The project (GitHub: https://github.com/fboucher/check-in-doc-mcp) is a Dockerized MCP server that:

  • Accepts a user question.
  • Calls the Reka AI Research API with constraints (only allowed domains).
  • Returns a synthesized answer based on live documentation retrieval.

You control which sites are searchable by passing a comma‑separated list of domains (e.g. docs.reka.ai,docs.github.com). That keeps > results focused, reliable, and relevant.

What Is the Reka AI Research API?

Reka AI’s Research API lets you blend language model reasoning with targeted, on‑the‑fly web/document retrieval. Instead of a model hallucinating an answer from static training data, it can:

  • Perform limited domain‑scoped web searches.
  • Pull fresh snippets.
  • Integrate them into a structured response.

In this project, we use the research feature with a web_search block specifying:

  • allowed_domains: Only the documentation sites you trust.
  • max_uses: Caps how many retrieval calls it makes per query (controls cost & latency).

Details used here:

  • Model: reka-flash-research
  • Endpoint: http://api.reka.ai/v1/chat/completions
  • Auth: Bearer API key (generated from the Reka dashboard: https://link.reka.ai/free)

How It Works Internally

The core logic lives in ResearchService (src/Domain/ResearchService.cs). Simplified flow:

  1. Initialization
    Stores the API key + array of allowed domains, sets model & endpoint, logs a safe startup message.

  2. Build Request Payload
    The CheckInDoc(string question) method creates a JSON payload:

    var requestPayload = new {
      model,
      messages = new[] { new { role = "user", content = question } },
      research = new {
        web_search = new {
          allowed_domains = allowedDomains,
          max_uses = 4
        }
      }
    };
    
  3. Send Request
    Creates a HttpRequestMessage (POST), adds Authorization: Bearer <APIKEY>, sends JSON to Reka.

  4. Parse Response
    Deserializes into a RekaResponse domain object, returns the first answer string.

Adding It to VS Code (MCP Extension)

You can run it as a Docker-based MCP server. Two simple approaches:

Option 1: Via “Add MCP Server” UI

  1. In VS Code (with MCP extension), click Add MCP Server.
  2. Choose type: Docker image.
  3. Image name: fboucher/check-in-doc-mcp.
  4. Enter allowed domains and your Reka API key when prompted.
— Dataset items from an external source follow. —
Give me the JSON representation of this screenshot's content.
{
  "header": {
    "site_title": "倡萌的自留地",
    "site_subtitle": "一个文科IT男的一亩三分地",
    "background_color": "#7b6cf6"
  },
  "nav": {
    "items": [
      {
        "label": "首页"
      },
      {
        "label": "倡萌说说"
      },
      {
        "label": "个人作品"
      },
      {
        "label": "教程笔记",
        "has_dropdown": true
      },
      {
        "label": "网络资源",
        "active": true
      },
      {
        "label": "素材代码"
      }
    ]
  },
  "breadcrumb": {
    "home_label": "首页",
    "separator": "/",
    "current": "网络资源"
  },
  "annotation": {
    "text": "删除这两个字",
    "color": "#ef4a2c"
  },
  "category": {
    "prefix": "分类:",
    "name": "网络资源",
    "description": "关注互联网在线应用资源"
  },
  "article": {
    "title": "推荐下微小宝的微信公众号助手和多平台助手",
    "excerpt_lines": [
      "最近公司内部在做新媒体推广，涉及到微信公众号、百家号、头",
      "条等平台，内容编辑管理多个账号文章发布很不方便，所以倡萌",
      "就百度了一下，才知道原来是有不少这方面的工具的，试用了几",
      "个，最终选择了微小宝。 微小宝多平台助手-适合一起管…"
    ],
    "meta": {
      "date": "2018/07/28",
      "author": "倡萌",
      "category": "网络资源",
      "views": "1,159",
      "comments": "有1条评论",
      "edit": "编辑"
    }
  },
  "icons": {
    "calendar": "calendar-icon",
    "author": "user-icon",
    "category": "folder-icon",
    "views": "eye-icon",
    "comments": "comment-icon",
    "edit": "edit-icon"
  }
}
Option 2: Via mcp.json (Recommended)

Alternatively, you can manually configure it in your mcp.json file. This will make sure your API key isn't displayed in plain text. Add or merge this configuration:

{
  "servers": {
    "check-in-docs": {
      "type": "stdio",
      "command": "docker",
      "args": [
        "run",
        "-i",
        "--rm",
        "-e",
        "ALLOWED_DOMAINS=${input:allowed_domains}
        ",
        "-e",
        "APIKEY=${input:apikey}",
        "fboucher/check-in-doc-mcp"
      ]
    }
  },
  "inputs": [
    {
      "id": "allowed_domains",
      "type": "promptString",
      "description": "Enter the comma-separated list of documentation domains to allow (e.g. docs.reka.ai,docs.github.com):"
    },
    {
      "id": "apikey",
      "type": "promptString",
      "password": true,
      "description": "Enter your Reka Platform API key:"
    }
  ]
}

How to Use It

To use it ask to Check In Doc something or You can now use the SearchInDoc tool in your MCP-enabled environment. Just ask a question, and it will search only the specified documentation domains.

Final Thoughts

It’s intentionally simple—no giant orchestration layer. Just a clean bridge between a question, curated domains, and a research-enabled model. Sometimes that’s all you need to get focused, trustworthy answers.

If this sparks an idea, clone it and adapt away. If you improve it (citations, richer error handling, multi-turn context)—send a PR!